Anyone else bored with Quilt Magazines
#261
Linda, I would say you touched a nerve here with so many pages in just a few days with your question.
Funny to find that other quilters think similarly to me... same old same old... gets tiring after a while. I haven't done the Barnes and Noble coffee mag browsing but that sounds wonderful in so many ways. Especially in the pocket book. We can use those extra $$ saved for the extra expense of rising fabric prices.
:shock: :shock:
Funny to find that other quilters think similarly to me... same old same old... gets tiring after a while. I haven't done the Barnes and Noble coffee mag browsing but that sounds wonderful in so many ways. Especially in the pocket book. We can use those extra $$ saved for the extra expense of rising fabric prices.
:shock: :shock:
#263
Junior Member
Join Date: Jan 2010
Posts: 141
I've let mine lapse. I decided it was better to look at the newsstand and buy a single copy of a magazine thaat has something tha I like than have a subscription.
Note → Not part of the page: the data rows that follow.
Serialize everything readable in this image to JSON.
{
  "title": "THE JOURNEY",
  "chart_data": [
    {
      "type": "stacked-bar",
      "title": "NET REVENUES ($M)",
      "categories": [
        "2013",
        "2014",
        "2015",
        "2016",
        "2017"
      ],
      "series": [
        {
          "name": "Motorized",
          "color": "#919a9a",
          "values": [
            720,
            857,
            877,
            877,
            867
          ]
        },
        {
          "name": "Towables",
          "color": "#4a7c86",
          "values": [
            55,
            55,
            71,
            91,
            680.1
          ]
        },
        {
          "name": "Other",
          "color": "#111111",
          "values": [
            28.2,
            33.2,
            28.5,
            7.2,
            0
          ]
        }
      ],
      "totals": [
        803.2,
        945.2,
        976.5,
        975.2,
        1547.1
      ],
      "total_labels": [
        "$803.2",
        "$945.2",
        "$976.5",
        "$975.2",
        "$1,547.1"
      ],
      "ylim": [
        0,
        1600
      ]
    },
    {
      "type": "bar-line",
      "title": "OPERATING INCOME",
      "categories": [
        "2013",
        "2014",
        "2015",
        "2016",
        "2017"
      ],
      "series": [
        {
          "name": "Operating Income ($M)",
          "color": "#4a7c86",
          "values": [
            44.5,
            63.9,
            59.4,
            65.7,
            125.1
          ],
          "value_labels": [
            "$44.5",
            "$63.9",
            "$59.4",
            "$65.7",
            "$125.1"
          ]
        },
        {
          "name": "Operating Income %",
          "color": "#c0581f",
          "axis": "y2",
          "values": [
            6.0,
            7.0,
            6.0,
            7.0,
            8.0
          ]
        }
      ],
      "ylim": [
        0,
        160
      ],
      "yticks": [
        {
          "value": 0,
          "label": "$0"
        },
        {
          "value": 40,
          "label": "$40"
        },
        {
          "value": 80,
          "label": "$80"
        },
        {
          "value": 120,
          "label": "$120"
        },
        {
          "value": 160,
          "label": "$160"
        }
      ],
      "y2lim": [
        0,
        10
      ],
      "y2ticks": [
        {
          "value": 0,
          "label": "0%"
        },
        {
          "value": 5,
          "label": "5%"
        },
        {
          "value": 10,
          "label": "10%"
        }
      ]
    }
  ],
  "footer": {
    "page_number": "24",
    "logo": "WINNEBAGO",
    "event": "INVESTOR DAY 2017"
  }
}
That way I get only what I want, instead of whole issues of items I don't want to make.
#265
Senior Member
Join Date: Apr 2010
Location: Bloomington IN
Posts: 864
I was sew glad to see this ! I went to the library and looked at a couple magazines nothing in them struck me enough to buy one. I thought maybe I was being frugal but I see everyon is at the same burnout.
#267
Senior Member
Join Date: Nov 2010
Location: Wadesboro, NC
Posts: 758
I stopped most of my subscriptions. I still get Fons and Porter's Love of Quilting, but my mom pays for that one. I don't know if she renewed it this year or not. I enjoy looking at it, but I rarely make anything from it. I do get McCall's, American Quilter and Quilter's Home. I am really rethinking what I can afford in subscriptions. I'd rather have the money to actually do a project than just look at some pretty pictures.
#268
Senior Member
Join Date: Nov 2010
Posts: 897
I no longer buy magazines. They containe way too much advertizing and not enough patterns and sewing advise. They are hard to store. I now save my money for good quality books that are filled with techniques to make new blocks or simplify old blocks I have admired for years but have been too intimidated to make.
#269
Super Member
Join Date: Nov 2009
Posts: 2,061
I have several reasons for not renewing my quilt magazines. I hate all the pages of advertising, the loose postcards that fall out of the magazines everywhere, and the price we have to pay for them. If they have that much advertising I would think the subscription price could drop. Also some of them don't put the expiration date on the address label and you keep renewing because they keep sending letters saying your subscription is about to expire. They are right, my subscriptions are about to expire and I won't renew.
#270
I was reviewing an OLD quilting magazine this morning while waiting in a repair shop and this 1984 magazine was most interesting. I don't suppose anyone KNOWS how to make SUN PRINTS or knows how they printed photos on the quilts back in '84?